Device: <GeForce GTX 1070> canMapHostMemory: Yes
> CUDA Capable: SM 6.1 hardware
> 14 Multiprocessor(s) x 128 (Cores/Multiprocessor) = 1792 (Cores)
> scale_factor = 1.0000
> array_size   = 16777216

> Using CPU/GPU Device Synchronization method (cudaDeviceScheduleAuto)
> mmap() allocating 64.00 Mbytes (generic page-aligned system memory)
> cudaHostRegister() registering 64.00 Mbytes of generic allocated system memory
CUDA error at simpleStreams.cu:116 code=30(cudaErrorUnknown) "cudaHostRegister(*ppAligned_a, nbytes, cudaHostRegisterMapped)"
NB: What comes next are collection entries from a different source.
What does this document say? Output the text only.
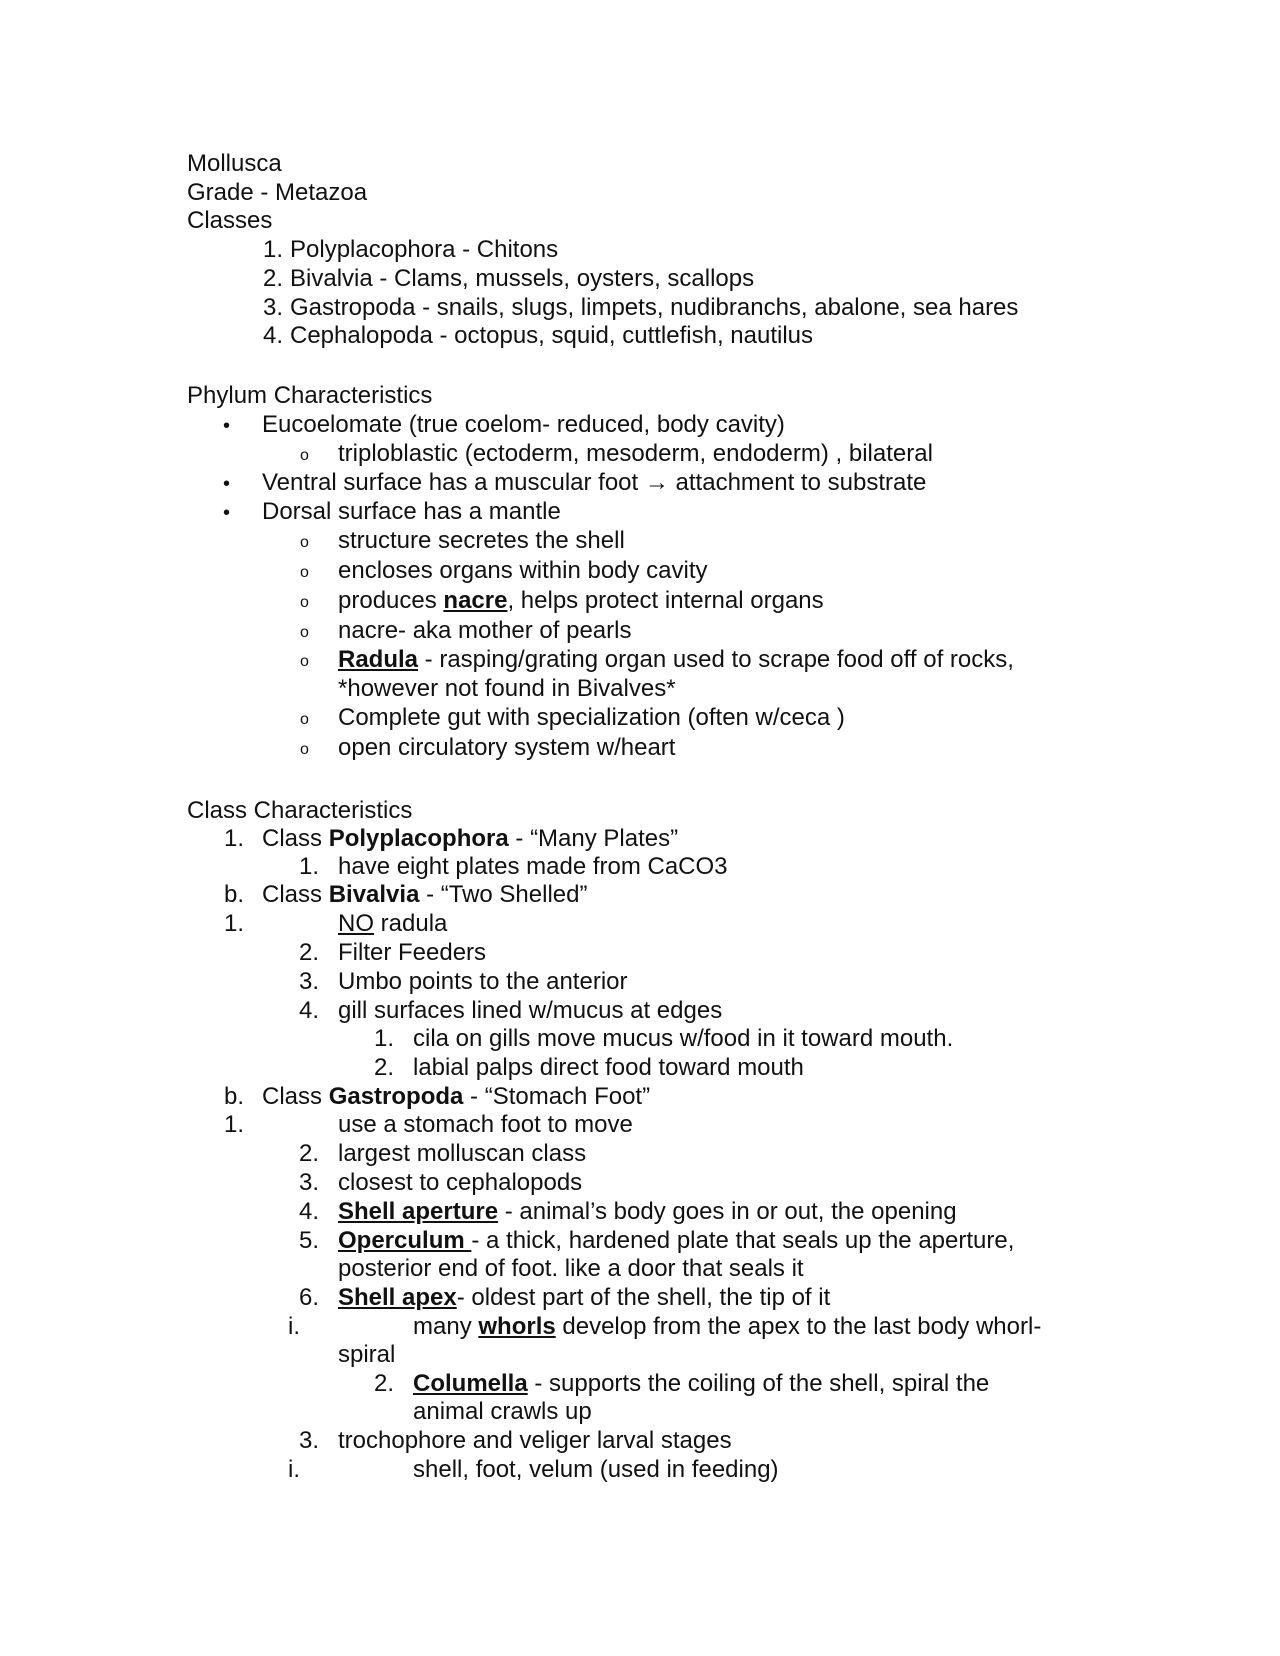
Mollusca
Grade - Metazoa
Classes
1. Polyplacophora - Chitons
2. Bivalvia - Clams, mussels, oysters, scallops
3. Gastropoda - snails, slugs, limpets, nudibranchs, abalone, sea hares
4. Cephalopoda - octopus, squid, cuttlefish, nautilus
Phylum Characteristics
• Eucoelomate (true coelom- reduced, body cavity)
o triploblastic (ectoderm, mesoderm, endoderm) , bilateral
• Ventral surface has a muscular foot → attachment to substrate
• Dorsal surface has a mantle
o structure secretes the shell
o encloses organs within body cavity
o produces nacre, helps protect internal organs
o nacre- aka mother of pearls
o Radula - rasping/grating organ used to scrape food off of rocks,
*however not found in Bivalves*
o Complete gut with specialization (often w/ceca )
o open circulatory system w/heart
Class Characteristics
1. Class Polyplacophora - “Many Plates”
1. have eight plates made from CaCO3
b. Class Bivalvia - “Two Shelled”
1.	NO radula
2. Filter Feeders
3. Umbo points to the anterior
4. gill surfaces lined w/mucus at edges
1. cila on gills move mucus w/food in it toward mouth.
2. labial palps direct food toward mouth
b. Class Gastropoda - “Stomach Foot”
1.	use a stomach foot to move
2. largest molluscan class
3. closest to cephalopods
4. Shell aperture - animal’s body goes in or out, the opening
5. Operculum - a thick, hardened plate that seals up the aperture,
posterior end of foot. like a door that seals it
6. Shell apex- oldest part of the shell, the tip of it
i.	many whorls develop from the apex to the last body whorl-
spiral
2. Columella - supports the coiling of the shell, spiral the
animal crawls up
3. trochophore and veliger larval stages
i.	shell, foot, velum (used in feeding)
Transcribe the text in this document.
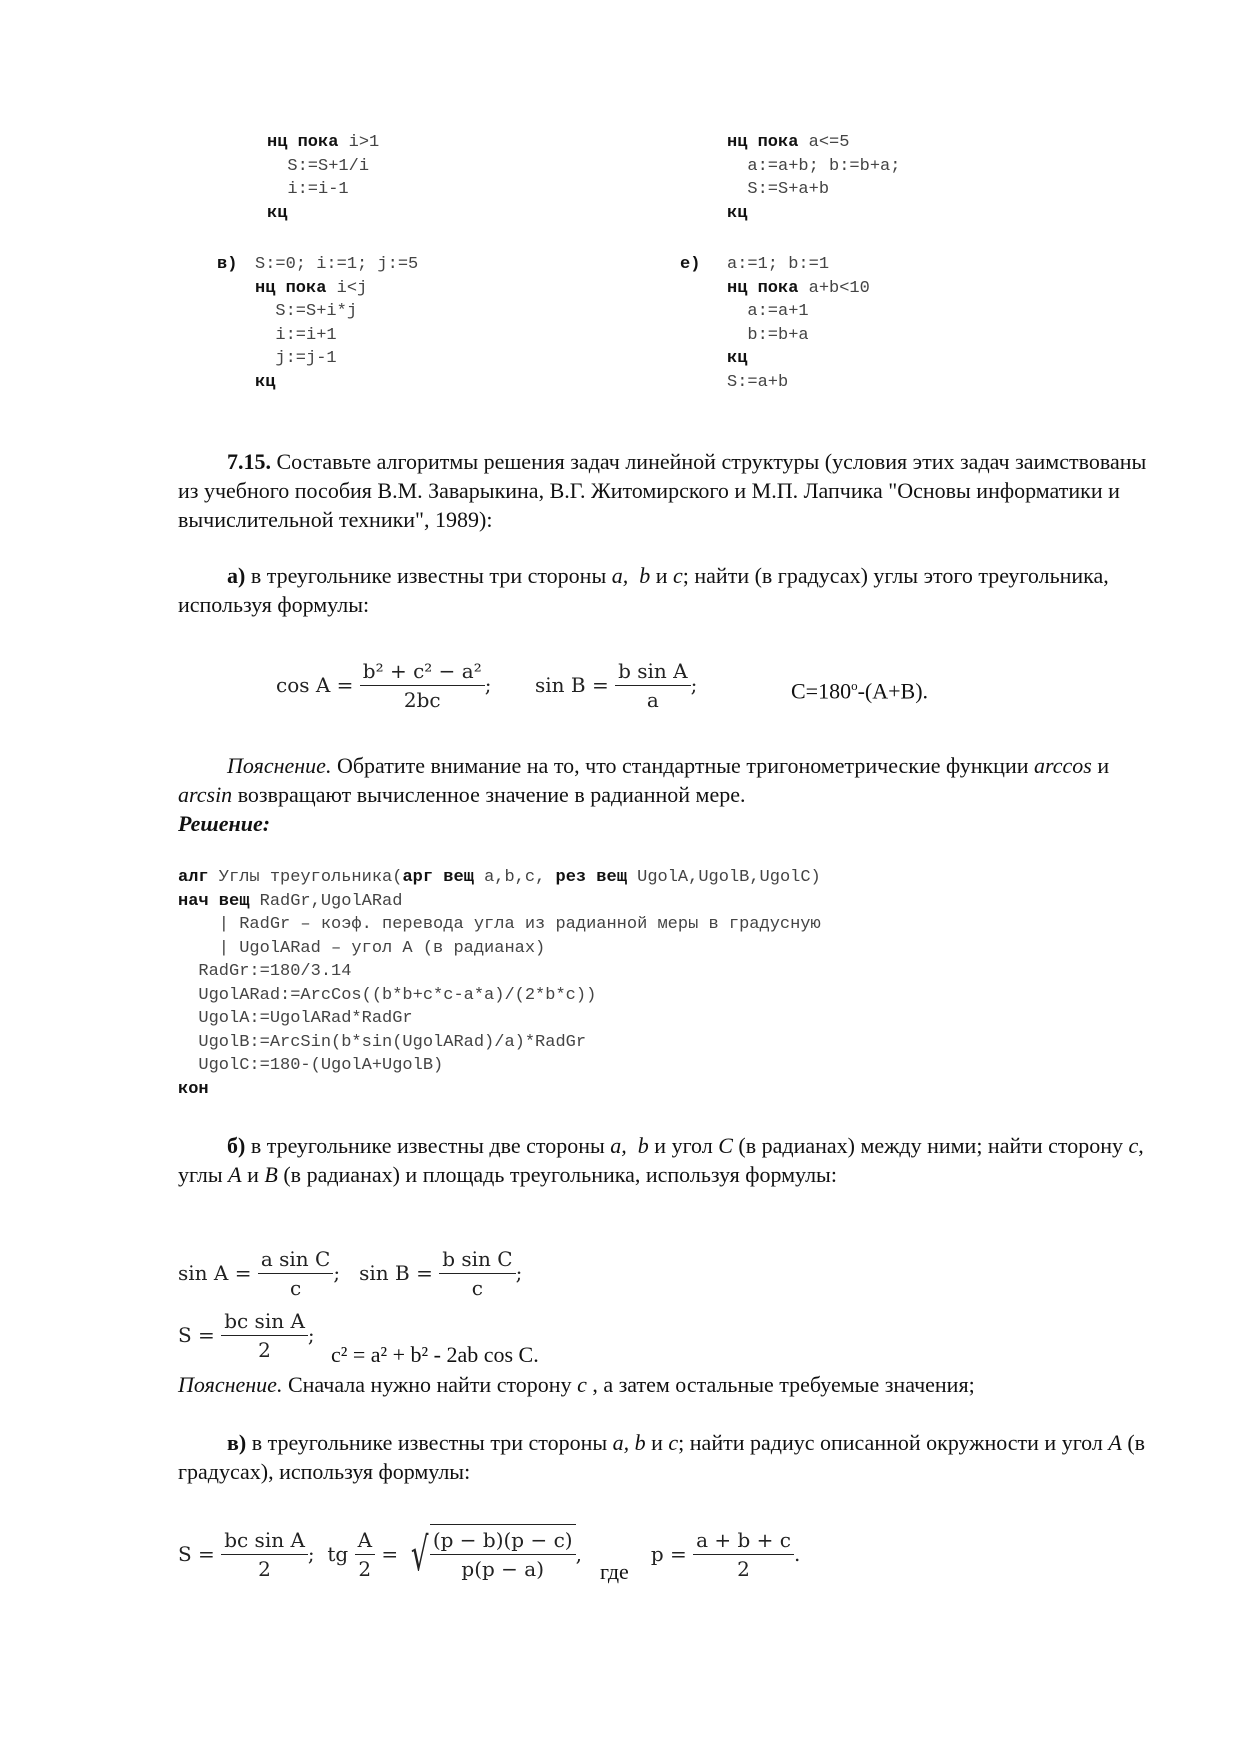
нц пока i>1
S:=S+1/i
i:=i-1
кц
нц пока a<=5
a:=a+b; b:=b+a;
S:=S+a+b
кц
в) S:=0; i:=1; j:=5
нц пока i<j
S:=S+i*j
i:=i+1
j:=j-1
кц
е) a:=1; b:=1
нц пока a+b<10
a:=a+1
b:=b+a
кц
S:=a+b
7.15. Составьте алгоритмы решения задач линейной структуры (условия этих задач заимствованы из учебного пособия В.М. Заварыкина, В.Г. Житомирского и М.П. Лапчика "Основы информатики и вычислительной техники", 1989):
а) в треугольнике известны три стороны a, b и c; найти (в градусах) углы этого треугольника, используя формулы:
cos A =
$\frac{\text{b² + c² − a²}}{2bc}$ ; sin B =
$\frac{\text{b sin A}}{a}$ ;	$C=180^o-(A+B)$.
Пояснение. Обратите внимание на то, что стандартные тригонометрические функции arccos и arcsin возвращают вычисленное значение в радианной мере.
Решение:
алг Углы треугольника(арг вещ a,b,c, рез вещ UgolA,UgolB,UgolC)
нач вещ RadGr,UgolARad
| RadGr – коэф. перевода угла из радианной меры в градусную
| UgolARad – угол A (в радианах)
RadGr:=180/3.14
UgolARad:=ArcCos((b*b+c*c-a*a)/(2*b*c))
UgolA:=UgolARad*RadGr
UgolB:=ArcSin(b*sin(UgolARad)/a)*RadGr
UgolC:=180-(UgolA+UgolB)
кон
б) в треугольнике известны две стороны a, b и угол C (в радианах) между ними; найти сторону c, углы A и B (в радианах) и площадь треугольника, используя формулы:
sin A =
$\frac{\text{a sin C}}{c}$ ;
sin B =
$\frac{\text{b sin C}}{c}$ ;
S =
$\frac{\text{bc sin A}}{2}$ ;
c² = a² + b² - 2ab cos C.
Пояснение. Сначала нужно найти сторону c , а затем остальные требуемые значения;
в) в треугольнике известны три стороны a, b и c; найти радиус описанной окружности и угол A (в градусах), используя формулы:
S =
$\frac{\text{bc sin A}}{2}$ ;
tg
$\frac{A}{2}$
=
√ $\frac{(p - b)(p - c)}{p(p - a)}$ ,
где
p =
$\frac{a + b + c}{2}$ .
if I make one of the GPU’s invisible it works on either one of them.
GTX 980 Ti:

duadsf00020:~/NVIDIA_CUDA-8.0_Samples/0_Simple/simpleStreams$ export CUDA_VISIBLE_DEVICES=1,-1,0
duadsf00020:~/NVIDIA_CUDA-8.0_Samples/0_Simple/simpleStreams$ ./simpleStreams 
[ simpleStreams ]

Device synchronization method set to = 0 (Automatic Blocking)
Setting reps to 100 to demonstrate steady state

> GPU Device 0: "GeForce GTX 980 Ti" with compute capability 5.2

Device: <GeForce GTX 980 Ti> canMapHostMemory: Yes
> CUDA Capable: SM 5.2 hardware
> 22 Multiprocessor(s) x 128 (Cores/Multiprocessor) = 2816 (Cores)
> scale_factor = 1.0000
> array_size   = 16777216

> Using CPU/GPU Device Synchronization method (cudaDeviceScheduleAuto)
> mmap() allocating 64.00 Mbytes (generic page-aligned system memory)
> cudaHostRegister() registering 64.00 Mbytes of generic allocated system memory

Starting Test
memcopy:        5.12
kernel:         3.02
non-streamed:   7.95
4 streams:      5.30
-------------------------------

Or the other one, GTX 1070:

duadsf00020:~/NVIDIA_CUDA-8.0_Samples/0_Simple/simpleStreams$ export CUDA_VISIBLE_DEVICES=0,-1,1
duadsf00020:~/NVIDIA_CUDA-8.0_Samples/0_Simple/simpleStreams$ ./simpleStreams 
[ simpleStreams ]

Device synchronization method set to = 0 (Automatic Blocking)
Setting reps to 100 to demonstrate steady state

> GPU Device 0: "GeForce GTX 1070" with compute capability 6.1

Device: <GeForce GTX 1070> canMapHostMemory: Yes
> CUDA Capable: SM 6.1 hardware
> 14 Multiprocessor(s) x 128 (Cores/Multiprocessor) = 1792 (Cores)
> scale_factor = 1.0000
> array_size   = 16777216

> Using CPU/GPU Device Synchronization method (cudaDeviceScheduleAuto)
> mmap() allocating 64.00 Mbytes (generic page-aligned system memory)
> cudaHostRegister() registering 64.00 Mbytes of generic allocated system memory

Starting Test
memcopy:        5.13
kernel:         2.62
non-streamed:   7.58
4 streams:      5.27
-------------------------------

Hence I can rule out any compilation or implementation errors within our project.

Any ideas?

Could you please try a 375 driver? There was a bug in the previous drivers for host register on multi GPU configurations.

http://www.nvidia.com/download/driverResults.aspx/111596/en-us

thank you, that solved it.

Should have tried this driver first. I was not yet aware of any cudaHostRegister bug in the previous drivers.